The poll results found split views, however, among the city’s ethnic and racial groups. Among Latinos, Garcetti, whose paternal ancestry is Mexican, held a 13-percentage-point lead. Greuel, who has won endorsements from some of the city’s most prominent Latinos, and her labor allies have fought to undercut Garcetti’s lead among Latinos in the campaign’s final stretch. White voters backed Garcetti by a 9-percentage-point gap.
The poll suggested that African Americans who have sided with a candidate favor Greuel, and that many remain undecided, offering her another target of opportunity. Greuel planned to campaign in South L.A. on Saturday with two of the city’s most prominent African Americans, Rep. Maxine Waters (D-Los Angeles) and basketball star Magic Johnson.
In another race on Tuesday’s ballot, the poll found grim prospects for City Atty. Carmen Trutanich in his bid for reelection. His challenger, state Assemblyman Mike Feuer, was leading, 42% to 24%.
The contest for city controller was a far tighter race, with City Councilman Dennis Zine just ahead of challenger Ron Galperin, 31% to 28%.

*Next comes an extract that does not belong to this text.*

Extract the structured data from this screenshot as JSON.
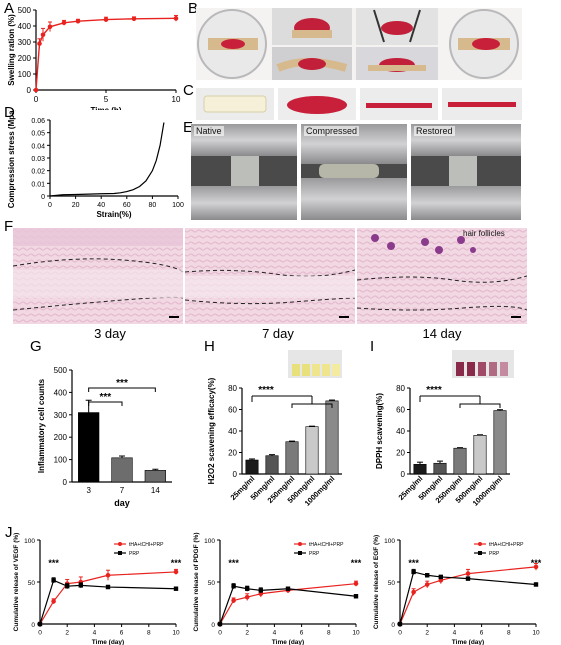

The survey also found Mayor Antonio Villaraigosa nearing the end of his eight-year tenure next month on a positive note, with 52% of likely voters holding a favorable impression of him, to 39% who gave him negative reviews. Villaraigosa, the city’s first Latino mayor in modern times, remains especially popular among Latino voters; 61% said they viewed him favorably.
The telephone survey of 500 likely voters was conducted from Tuesday through Thursday. The margin of sampling error was plus or minus 4.4 percentage points for the overall sample, wider for subgroups.
Times staff writer Maloy Moore contributed to this report.